While the current analyses focused on the generalization of sustained attention networks, a similar question could be asked of predictive networks trained on any cognitive process that can be performed in separate perceptual modalities. For example, it is an open question whether a network trained to predict visual recognition memory across participants would also generalize to predict auditory recognition memory, which is reliably worse (Cohen et al., 2009). Future work testing the validity of brain-based models of cognition should aim to test model generalizability across perceptual modalities to evaluate the extent to which a cognitive process is fully captured by a given model.

Our results demonstrate that functional connectivity-based networks of sustained attention are not specific to the perceptual modality of training, suggesting that these networks capture domain- and modality-general aspects of attention. Both nonoverlapping and overlapping, modality-general edges predicted cross-modal sustained attention performance in independent datasets, thereby providing one mechanism by which modality-general sustained attention ability may be supported. These results highlight that the ability to sustain attention to information over time relies on distributed, modality-general connections in the brain and demonstrate the potential for highly generalizable predictive models constructed from functional connectivity features.

Anna Lillian Corriveau: Conceptualization; Formal analysis; Investigation; Visualization; Writing – original draft. Jin Ke: Data curation; Investigation; Writing – review & editing. Hiroki Terashima: Investigation; Writing – review & editing. Hirohito M. Kondo: Funding acquisition; Investigation; Writing – review & editing. Monica D. Rosenberg: Conceptualization; Funding acquisition; Methodology; Project administration; Resources; Supervision; Writing – review & editing.

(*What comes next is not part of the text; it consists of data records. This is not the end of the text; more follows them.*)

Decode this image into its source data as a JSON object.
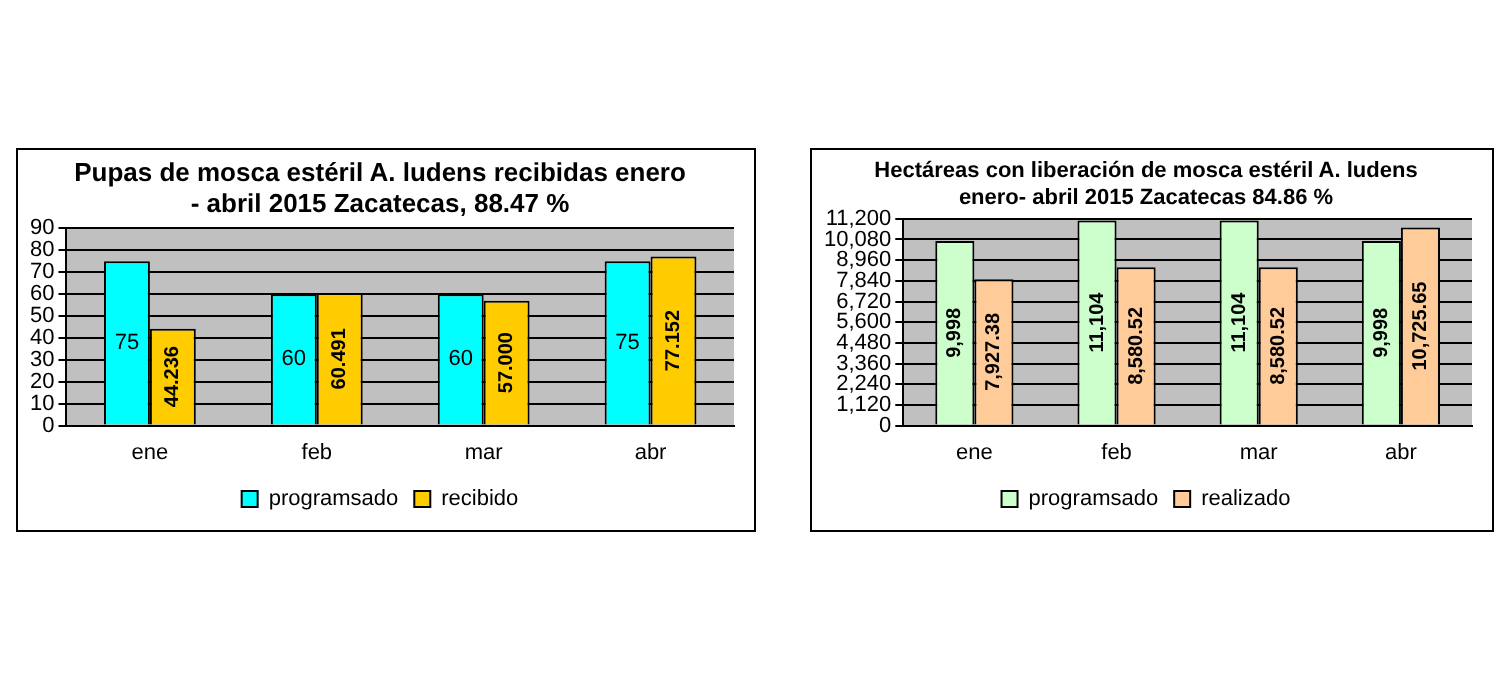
{
  "chart_data": [
    {
      "type": "bar",
      "title": "Pupas de mosca estéril A. ludens recibidas enero - abril 2015 Zacatecas, 88.47 %",
      "categories": [
        "ene",
        "feb",
        "mar",
        "abr"
      ],
      "series": [
        {
          "name": "programsado",
          "color": "#00ffff",
          "values": [
            75,
            60,
            60,
            75
          ],
          "value_labels": [
            "75",
            "60",
            "60",
            "75"
          ]
        },
        {
          "name": "recibido",
          "color": "#ffcc00",
          "values": [
            44.236,
            60.491,
            57.0,
            77.152
          ],
          "value_labels": [
            "44.236",
            "60.491",
            "57.000",
            "77.152"
          ]
        }
      ],
      "ylim": [
        0,
        90
      ],
      "yticks": [
        0,
        10,
        20,
        30,
        40,
        50,
        60,
        70,
        80,
        90
      ],
      "grid": "y",
      "legend": "bottom"
    },
    {
      "type": "bar",
      "title": "Hectáreas con liberación de mosca estéril A. ludens enero- abril 2015 Zacatecas 84.86 %",
      "categories": [
        "ene",
        "feb",
        "mar",
        "abr"
      ],
      "series": [
        {
          "name": "programsado",
          "color": "#ccffcc",
          "values": [
            9998,
            11104,
            11104,
            9998
          ],
          "value_labels": [
            "9,998",
            "11,104",
            "11,104",
            "9,998"
          ]
        },
        {
          "name": "realizado",
          "color": "#ffcc99",
          "values": [
            7927.38,
            8580.52,
            8580.52,
            10725.65
          ],
          "value_labels": [
            "7,927.38",
            "8,580.52",
            "8,580.52",
            "10,725.65"
          ]
        }
      ],
      "ylim": [
        0,
        11200
      ],
      "yticks": [
        0,
        {
          "value": 1120,
          "label": "1,120"
        },
        {
          "value": 2240,
          "label": "2,240"
        },
        {
          "value": 3360,
          "label": "3,360"
        },
        {
          "value": 4480,
          "label": "4,480"
        },
        {
          "value": 5600,
          "label": "5,600"
        },
        {
          "value": 6720,
          "label": "6,720"
        },
        {
          "value": 7840,
          "label": "7,840"
        },
        {
          "value": 8960,
          "label": "8,960"
        },
        {
          "value": 10080,
          "label": "10,080"
        },
        {
          "value": 11200,
          "label": "11,200"
        }
      ],
      "grid": "y",
      "legend": "bottom"
    }
  ]
}
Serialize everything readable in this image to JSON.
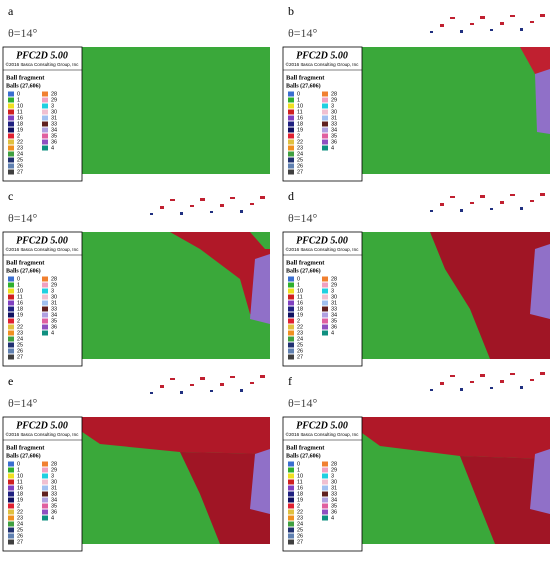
{
  "panels": [
    {
      "label": "a",
      "theta": "θ=14°"
    },
    {
      "label": "b",
      "theta": "θ=14°"
    },
    {
      "label": "c",
      "theta": "θ=14°"
    },
    {
      "label": "d",
      "theta": "θ=14°"
    },
    {
      "label": "e",
      "theta": "θ=14°"
    },
    {
      "label": "f",
      "theta": "θ=14°"
    }
  ],
  "title": "PFC2D 5.00",
  "copyright": "©2016 Itasca Consulting Group, Inc",
  "legend_title": "Ball fragment",
  "legend_subtitle": "Balls (27,606)",
  "legend_items": [
    {
      "label": "0",
      "color": "#3a6fd0"
    },
    {
      "label": "1",
      "color": "#2fb02f"
    },
    {
      "label": "10",
      "color": "#f0e020"
    },
    {
      "label": "11",
      "color": "#d02020"
    },
    {
      "label": "16",
      "color": "#8040c0"
    },
    {
      "label": "18",
      "color": "#202080"
    },
    {
      "label": "19",
      "color": "#101060"
    },
    {
      "label": "2",
      "color": "#e02030"
    },
    {
      "label": "22",
      "color": "#e0c040"
    },
    {
      "label": "23",
      "color": "#f09020"
    },
    {
      "label": "24",
      "color": "#40a040"
    },
    {
      "label": "25",
      "color": "#203070"
    },
    {
      "label": "26",
      "color": "#6080b0"
    },
    {
      "label": "27",
      "color": "#404040"
    },
    {
      "label": "28",
      "color": "#f08030"
    },
    {
      "label": "29",
      "color": "#f0a0c0"
    },
    {
      "label": "3",
      "color": "#20d0e0"
    },
    {
      "label": "30",
      "color": "#f0c0d0"
    },
    {
      "label": "31",
      "color": "#a0c0f0"
    },
    {
      "label": "33",
      "color": "#602020"
    },
    {
      "label": "34",
      "color": "#b0a0e0"
    },
    {
      "label": "35",
      "color": "#e060a0"
    },
    {
      "label": "36",
      "color": "#9050c0"
    },
    {
      "label": "4",
      "color": "#109080"
    }
  ]
}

Monica D. Rosenberg, National Science Foundation (https://dx.doi.org/10.13039/100000001), Award ID: BCS-2043740. Hirohito M. Kondo, Japan Society for the Promotion of Science (https://dx.doi.org/10.13039/501100001691), Award ID: 20H01789. Hirohito M. Kondo, Japan Society for the Promotion of Science (https://dx.doi.org/10.13039/501100001691), Award ID: 22K18659.

All preprocessed data and analysis code are publicly available at https://osf.io/bt2xy/.

Sustained attention:

The ability to maintain focus over time, which differs between people and fluctuates from moment-to-moment.

Connectome-based predictive modeling (CPM):

A technique that identifies functional connections whose strength is related to a phenotype of interest and uses the strength of these connections to predict the phenotype in novel individuals.

Network strength:

A summary statistic of the strength of functional connections in a set of edges of interest.

External validation:

The application of a model’s feature weights to an independent set of data to test out-of-sample predictive power, with the purpose of demonstrating robust and accurate feature identification.

Network edge:

A single functional connection that reflects the statistical dependence of activity in a pair of brain regions.

Functional connectome:

A matrix of whole-brain functional connectivity where each cell represents the statistical dependence, often correlation, in the fMRI BOLD activity between a pair of regions in the brain.